In a perfect world, these endeavors would be provided by individuals or groups of individuals who have the best interests of our entire world in mind. Unfortunately, more and more people and organizations who identify themselves as supporting capitalism have placed short-sighted self-interest above the quality of their product, the well-being of the people involved in creating it, and the overall health of society and the world. I don't feel that these people are actually following capitalism. Instead, they follow an economic system that emphasizes avarice, suffering, and dishonesty; a system that I call "miserism."
Don't bother looking it up; as an economic system, this blog is the first place that it is mentioned. While the underlying idea of investing capital with the intention of receiving compensation for that investment remains true, in the case of miserism the prevailing method of doing so involves making cuts at other people's expense (whether this includes cutting the wages or benefits of workers or reducing the quality of the product) in the hope of profiting for oneself.

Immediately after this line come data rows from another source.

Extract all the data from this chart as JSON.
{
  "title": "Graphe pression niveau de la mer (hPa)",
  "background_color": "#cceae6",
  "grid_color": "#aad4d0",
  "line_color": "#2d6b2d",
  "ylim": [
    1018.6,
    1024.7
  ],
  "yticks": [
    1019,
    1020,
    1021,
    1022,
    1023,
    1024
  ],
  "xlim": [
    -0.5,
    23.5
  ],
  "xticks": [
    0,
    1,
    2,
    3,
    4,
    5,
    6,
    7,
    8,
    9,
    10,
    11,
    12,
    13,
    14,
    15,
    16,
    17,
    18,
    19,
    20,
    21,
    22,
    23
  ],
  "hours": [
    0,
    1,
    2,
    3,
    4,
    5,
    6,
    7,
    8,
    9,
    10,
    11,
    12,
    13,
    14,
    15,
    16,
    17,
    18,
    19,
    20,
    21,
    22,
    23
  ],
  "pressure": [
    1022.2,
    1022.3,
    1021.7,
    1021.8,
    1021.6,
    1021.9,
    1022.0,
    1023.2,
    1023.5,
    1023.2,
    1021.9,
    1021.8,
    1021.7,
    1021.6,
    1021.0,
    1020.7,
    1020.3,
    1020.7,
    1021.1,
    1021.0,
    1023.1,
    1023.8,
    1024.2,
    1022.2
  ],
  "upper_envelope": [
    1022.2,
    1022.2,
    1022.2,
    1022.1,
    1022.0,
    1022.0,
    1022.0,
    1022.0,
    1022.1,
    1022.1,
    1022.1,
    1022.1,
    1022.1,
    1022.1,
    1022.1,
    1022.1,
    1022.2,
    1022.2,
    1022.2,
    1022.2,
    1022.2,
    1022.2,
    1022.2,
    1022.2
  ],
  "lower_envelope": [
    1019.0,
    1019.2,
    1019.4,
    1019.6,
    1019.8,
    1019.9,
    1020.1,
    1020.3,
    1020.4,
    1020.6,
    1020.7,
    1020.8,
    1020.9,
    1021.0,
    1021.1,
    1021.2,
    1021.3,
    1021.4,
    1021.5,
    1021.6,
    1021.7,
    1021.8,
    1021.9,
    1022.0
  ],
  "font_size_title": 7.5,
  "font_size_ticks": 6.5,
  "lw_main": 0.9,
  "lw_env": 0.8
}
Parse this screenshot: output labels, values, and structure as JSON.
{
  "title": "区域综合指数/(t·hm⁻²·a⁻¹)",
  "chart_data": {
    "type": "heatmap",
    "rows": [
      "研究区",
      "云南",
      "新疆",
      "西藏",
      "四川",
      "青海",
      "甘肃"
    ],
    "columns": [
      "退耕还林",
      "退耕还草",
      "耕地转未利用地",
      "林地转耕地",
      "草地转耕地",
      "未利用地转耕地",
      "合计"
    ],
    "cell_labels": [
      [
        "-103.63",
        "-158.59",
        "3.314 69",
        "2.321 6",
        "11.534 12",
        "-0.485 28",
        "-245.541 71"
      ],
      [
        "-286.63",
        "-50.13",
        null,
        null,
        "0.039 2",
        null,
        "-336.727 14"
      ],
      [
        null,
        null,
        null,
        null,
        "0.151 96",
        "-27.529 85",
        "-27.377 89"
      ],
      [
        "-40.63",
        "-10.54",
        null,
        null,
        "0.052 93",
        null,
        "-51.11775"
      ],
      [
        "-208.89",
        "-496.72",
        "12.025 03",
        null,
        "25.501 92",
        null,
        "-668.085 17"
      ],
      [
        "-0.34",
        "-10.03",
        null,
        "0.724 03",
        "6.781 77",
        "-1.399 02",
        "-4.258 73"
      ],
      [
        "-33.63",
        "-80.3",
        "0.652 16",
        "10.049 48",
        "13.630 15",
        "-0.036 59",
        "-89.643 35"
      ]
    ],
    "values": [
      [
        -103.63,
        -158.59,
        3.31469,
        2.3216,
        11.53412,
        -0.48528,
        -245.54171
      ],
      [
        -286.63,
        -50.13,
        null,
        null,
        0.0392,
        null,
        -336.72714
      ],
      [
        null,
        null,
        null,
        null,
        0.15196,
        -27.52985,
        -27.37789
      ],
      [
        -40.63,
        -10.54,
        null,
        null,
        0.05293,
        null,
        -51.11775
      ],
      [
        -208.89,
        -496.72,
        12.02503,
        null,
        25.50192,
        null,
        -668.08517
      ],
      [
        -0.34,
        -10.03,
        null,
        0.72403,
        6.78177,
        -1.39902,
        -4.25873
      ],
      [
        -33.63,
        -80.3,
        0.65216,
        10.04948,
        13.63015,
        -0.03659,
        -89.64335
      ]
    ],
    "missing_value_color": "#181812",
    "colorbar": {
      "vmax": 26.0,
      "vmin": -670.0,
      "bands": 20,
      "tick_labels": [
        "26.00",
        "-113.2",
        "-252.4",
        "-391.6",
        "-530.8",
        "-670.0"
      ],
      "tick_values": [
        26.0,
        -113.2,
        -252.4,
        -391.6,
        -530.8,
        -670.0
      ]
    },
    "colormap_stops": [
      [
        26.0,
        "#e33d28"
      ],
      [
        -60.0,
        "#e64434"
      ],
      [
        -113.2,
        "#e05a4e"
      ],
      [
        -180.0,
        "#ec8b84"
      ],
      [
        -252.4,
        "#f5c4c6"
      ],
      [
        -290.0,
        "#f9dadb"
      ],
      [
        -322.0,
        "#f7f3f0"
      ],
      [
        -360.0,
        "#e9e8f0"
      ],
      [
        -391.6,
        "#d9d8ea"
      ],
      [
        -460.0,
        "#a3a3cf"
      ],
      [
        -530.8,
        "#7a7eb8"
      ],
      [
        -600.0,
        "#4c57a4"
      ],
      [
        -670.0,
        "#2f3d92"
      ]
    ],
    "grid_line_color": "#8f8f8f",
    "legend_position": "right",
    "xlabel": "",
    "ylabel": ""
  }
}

A miser, like Scrooge from A Christmas Carol, is person who cuts expenses to an extreme in an effort to hoard wealth. Often, misers are stingy in all aspects of life, to the point that they truly become miserable, living a wretched life. However, in this case, there are beneficiaries to miserism. While they have made life wretched for others, they rarely live such terrible lives themselves. They profit from the misery of others without suffering from the consequences of their decisions and actions.
While I know that this kind of miserism has been around for as long as humans have tracked wealth, the resurgence of miserism in current economics under the guise of "good business" has been truly disturbing. Somehow, the public thinks that losing benefits, pensions, insurance, and wages are all part of this "good business," not realizing that they are no longer part of a capitalistic system, but a miseristic (again, my own term) one.